Literally translated as ‘ropes in the sky’, I challenge anyone not to feel there’s just a little bit of magic in this picture perfect town, somewhere between an artistic masterpiece and Disney opening credits.
The medieval village rises dramatically – and bloody steeply (a tourist train climbs in summer, outside of this you’re on your own!) - above the Tarn valley, its stone ramparts and Gothic houses perched high on a ridge. On misty mornings the valley fog settles below the town, making it appear to float “in the sky”…hence the irresistible poetic name.
Climbing the steep cobbled streets reveals artisan workshops, sculpted façades from the 13th and 14th centuries, and breathtaking – in the very literal sense - views across vineyards and farmland.
The reward at the summit is simple: a panoramic terrace where the landscape unfolds for miles. You’ve deserved that glass of Duras.
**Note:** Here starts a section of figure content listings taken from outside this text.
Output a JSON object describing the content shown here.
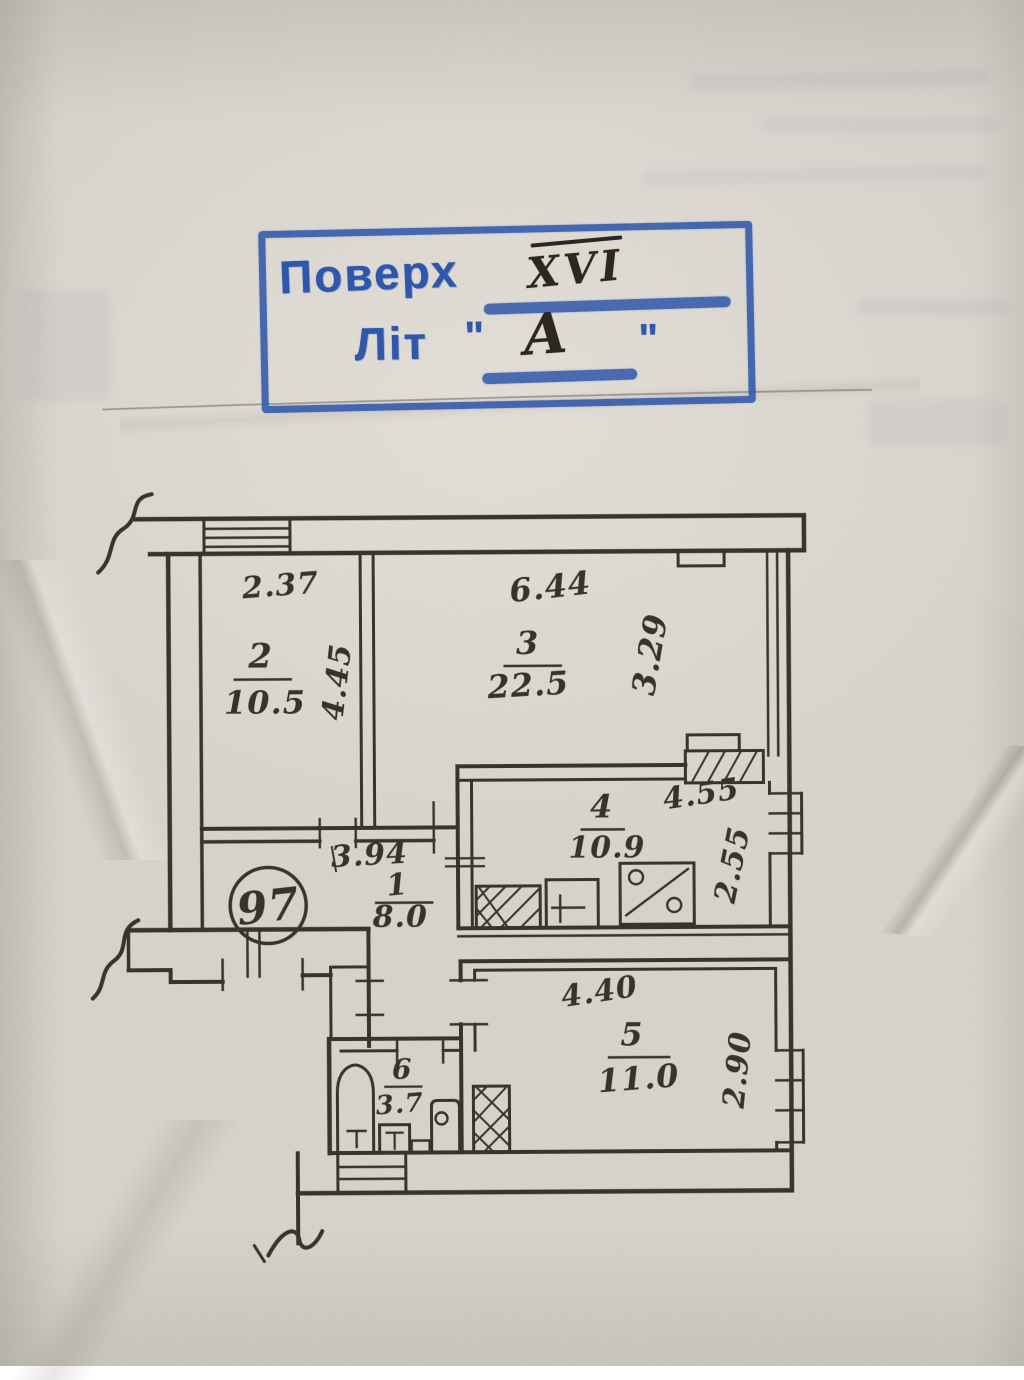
{
  "stamp": {
    "floor_label": "Поверх",
    "floor_value": "XVI",
    "letter_label": "Літ",
    "letter_quote_open": "\"",
    "letter_value": "А",
    "letter_quote_close": "\""
  },
  "plan": {
    "apartment_number": "97",
    "rooms": {
      "r1": {
        "number": "1",
        "area": "8.0"
      },
      "r2": {
        "number": "2",
        "area": "10.5"
      },
      "r3": {
        "number": "3",
        "area": "22.5"
      },
      "r4": {
        "number": "4",
        "area": "10.9"
      },
      "r5": {
        "number": "5",
        "area": "11.0"
      },
      "r6": {
        "number": "6",
        "area": "3.7"
      }
    },
    "dimensions": {
      "r2_w": "2.37",
      "r2_d": "4.45",
      "r3_w": "6.44",
      "r3_d": "3.29",
      "r4_w": "4.55",
      "r4_d": "2.55",
      "r1_w": "3.94",
      "r5_w": "4.40",
      "r5_d": "2.90"
    }
  },
  "colors": {
    "stamp_blue": "#2e55ab",
    "ink": "#2c251d",
    "paper": "#d7d3cc",
    "pencil": "#8b867d"
  }
}
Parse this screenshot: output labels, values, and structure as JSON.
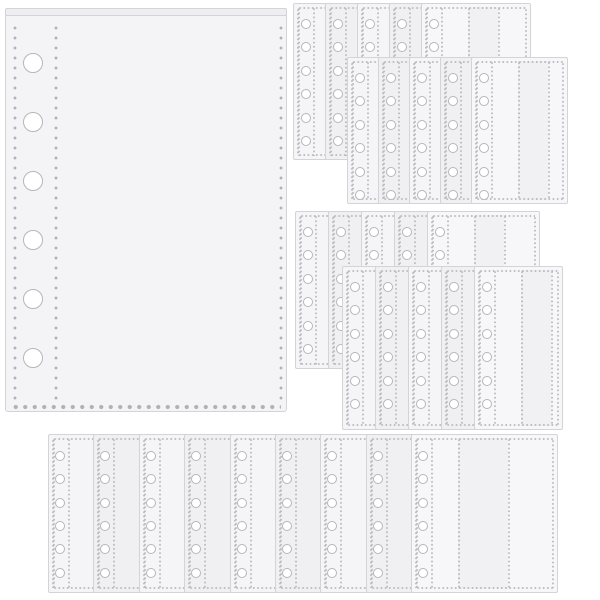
{
  "scene": {
    "width": 600,
    "height": 600,
    "background": "#ffffff",
    "subject": "transparent-6-ring-binder-sleeve-refill-pages",
    "colors": {
      "page_border": "#d4d4d8",
      "page_fill": "#f5f5f7",
      "page_fill_alt": "#f0f0f3",
      "top_page_fill": "#f7f7f9",
      "large_page_fill": "#f4f4f6",
      "flap_fill": "#eeeef1",
      "stitch_dot": "#bcbcc0",
      "stitch_dot_big": "#b2b2b6",
      "hole_ring": "#b6b6ba",
      "hole_fill": "#ffffff",
      "column_tint": "rgba(128,128,140,0.05)"
    },
    "large_page": {
      "x": 5,
      "y": 8,
      "width": 282,
      "height": 404,
      "flap_height": 8,
      "hole_count": 6,
      "hole_radius": 10,
      "hole_cx": 27,
      "hole_first_y": 54,
      "hole_spacing": 59,
      "dot_columns_x": [
        7,
        48,
        273
      ],
      "dots_top_y": 14,
      "bottom_dots_y": 395
    },
    "stack_page_spec": {
      "hole_count": 6,
      "hole_radius": 5,
      "hole_cx": 12,
      "hole_first_y": 20,
      "hole_spacing": 23.4,
      "strip_lines": [
        4,
        19
      ],
      "body_divider_start": 46,
      "body_divider_step": 30
    },
    "stacks": [
      {
        "name": "stack-top-left",
        "x": 293,
        "y": 3,
        "pages": 5,
        "offset_x": 32,
        "page_width": 110,
        "page_height": 157
      },
      {
        "name": "stack-top-right",
        "x": 347,
        "y": 57,
        "pages": 5,
        "offset_x": 31,
        "page_width": 97,
        "page_height": 147
      },
      {
        "name": "stack-middle-left",
        "x": 295,
        "y": 211,
        "pages": 5,
        "offset_x": 33,
        "page_width": 113,
        "page_height": 158
      },
      {
        "name": "stack-middle-right",
        "x": 342,
        "y": 266,
        "pages": 5,
        "offset_x": 33,
        "page_width": 89,
        "page_height": 164
      }
    ],
    "bottom_fan": {
      "name": "bottom-fan",
      "x": 48,
      "y": 434,
      "right_edge": 558,
      "page_height": 159,
      "pages": 9,
      "offset_x": 45.4,
      "page_width": 150,
      "spec": {
        "hole_count": 6,
        "hole_radius": 5,
        "hole_cx": 11,
        "hole_first_y": 21,
        "hole_spacing": 23.3,
        "strip_lines": [
          4,
          19
        ],
        "body_dividers": [
          46,
          96
        ]
      }
    }
  }
}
France’s Best Kept Secrets – The Final Word
Exploring France’s Best Kept Secrets reveals a different rhythm of travel - one where the best meal of your trip might come from a small-town bistro and where a half-day trip from a more illustrious destination ends becoming your new favourite destination.
Places like Beaune, Albi and Cordes-sur-Ciel show how much history and character exist beyond the country’s famous cities with their beauty hidden in their intimacy and that feeling that cries out in your best Bill Bryson impression - ‘why did nobody tell me about this?’
Best of all? You’re never far from that next glass of local wine and the chance to live ‘la vie est belle’ lifestyle yourself.
Part 2 inevitably occuring when I finally travel down France's West Coast and into the interior.